J'admets ma faiblesse, que je pourrais repartir avec bien plus de choses si je m'écoutais. En tant que bon commerçant, Theodore me fait savoir que s'il y a quelque chose qui m'intéresse vraiment, il y a moyen de s'arranger. J'imagine bien que dans ce genre d'endroit, tout est négociable. J'imagine d'ailleurs que les prix sont à la tête du client puisqu'ils ne sont pas affichés. Dans ma boutique, tout est fixe et en dehors des périodes de promotions, il est hors de question de vendre un balai moitié prix, à moins qu'il ne soit d'occasion.
« Pour aujourd'hui, je pense que j'ai ce qu'il faut, mais j'y songerai la prochaine fois. »
Parce que j'envisage éventuellement de revenir, de prendre le temps de regarder plus en détails, de fouiller, de trouver, et de craquer. Pas ce soir, tout simplement. J'étais prête finalement à partir, lorsque mon regard se pose une dernière fois sur le tableau qui m'a tant rendue curieuse. Ce tableau n'est plus vide, comme par miracle, cette femme à la chevelure somptueuse est revenue. Elle est belle, et tout de suite, ce tableau est bien plus beau. Après tant de questions, même si nous n'avons pas les réponses, ont sait alors qui l'occupe. Theodore me demande alors si j'ai fait ou dit quelque chose, avouant qu'en vingt-quatre années, le tableau a toujours été vide.

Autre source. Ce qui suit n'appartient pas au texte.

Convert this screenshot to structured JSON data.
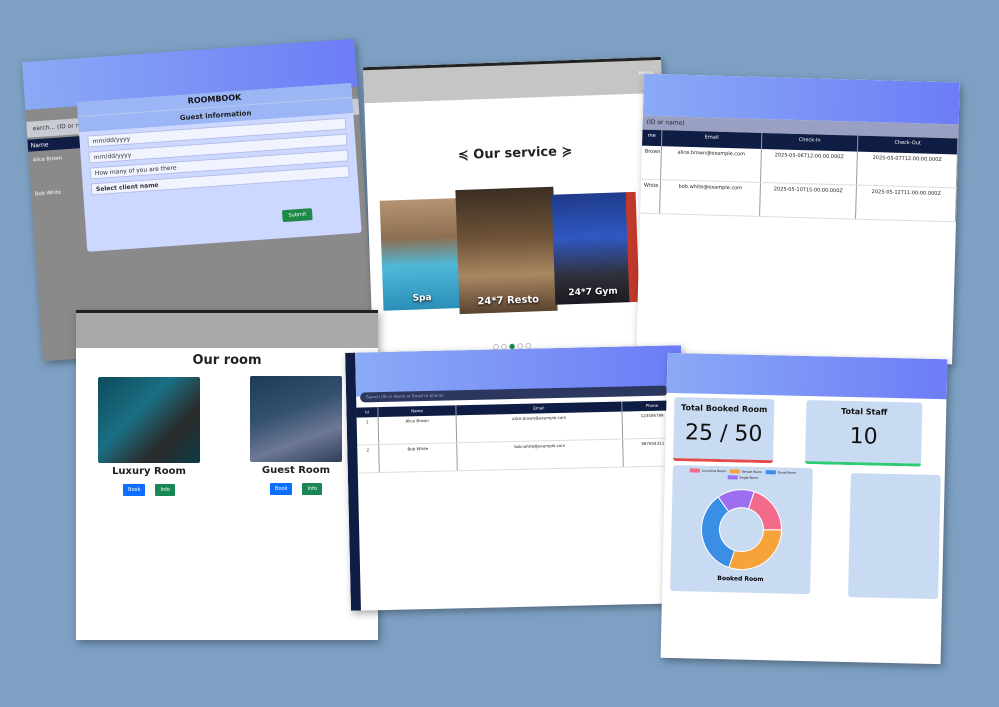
{
  "booking": {
    "brand": "ROOMBOOK",
    "modal_title": "Guest information",
    "search_placeholder": "earch... (ID or name",
    "col_name": "Name",
    "row1": "Alice Brown",
    "row2": "Bob White",
    "fields": [
      "mm/dd/yyyy",
      "mm/dd/yyyy",
      "How many of you are there",
      "Select client name"
    ],
    "submit": "Submit"
  },
  "services": {
    "title": "Our service",
    "items": [
      {
        "label": "Spa"
      },
      {
        "label": "24*7 Resto"
      },
      {
        "label": "24*7 Gym"
      }
    ],
    "corner": "Home"
  },
  "reservations": {
    "search": "(ID or name)",
    "columns": [
      "me",
      "Email",
      "Check-In",
      "Check-Out"
    ],
    "rows": [
      [
        "Brown",
        "alice.brown@example.com",
        "2025-05-06T12:00:00.000Z",
        "2025-05-07T12:00:00.000Z"
      ],
      [
        "White",
        "bob.white@example.com",
        "2025-05-10T15:00:00.000Z",
        "2025-05-12T11:00:00.000Z"
      ]
    ]
  },
  "rooms": {
    "title": "Our room",
    "items": [
      {
        "name": "Luxury Room",
        "book": "Book",
        "info": "Info"
      },
      {
        "name": "Guest Room",
        "book": "Book",
        "info": "Info"
      }
    ]
  },
  "guests": {
    "search": "Search (ID or Name or Email or phone)",
    "columns": [
      "Id",
      "Name",
      "Email",
      "Phone"
    ],
    "rows": [
      [
        "1",
        "Alice Brown",
        "alice.brown@example.com",
        "123456789"
      ],
      [
        "2",
        "Bob White",
        "bob.white@example.com",
        "987654321"
      ]
    ]
  },
  "dashboard": {
    "stat1_title": "Total Booked Room",
    "stat1_value": "25 / 50",
    "stat2_title": "Total Staff",
    "stat2_value": "10",
    "chart_title": "Booked Room",
    "chart_data": {
      "type": "pie",
      "categories": [
        "Luxurious Room",
        "Deluxe Room",
        "Guest Room",
        "Single Room"
      ],
      "values": [
        20,
        30,
        35,
        15
      ],
      "colors": [
        "#f26b8a",
        "#f6a43a",
        "#3a8ee6",
        "#9b6ff0"
      ]
    }
  },
  "accent": "#6d7cf7"
}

« Je n'ai absolument rien fait, je vous promets ! Je suis toute aussi surprise, même si j'ai découvert ce tableau aujourd'hui. Si vous ne m'aviez pas dit que ce tableau avait toujours été vide tout au long de votre vie, je n'aurais pas été surprise, mais là... »
Pourquoi revenir maintenant. Elle ne dit rien, se brosse la chevelure sans broncher, fière malgré son regard dirigé vers le sol. Peut-être est-ce un pur hasard. Peut-être était-elle partie toutes ces années pour habiter un autre tableau et s'est décidée finalement à revenir. Le jeune homme semble bien plus intrigué et déboussolé que moi, comme s'il était heureux de voir cette femme finalement. Il dit alors qu'elle me ressemble. Il est vrai qu'il y a un air, au delà de la chevelure, mais je pense qu'il ne s'agit là que d'une coïncidence.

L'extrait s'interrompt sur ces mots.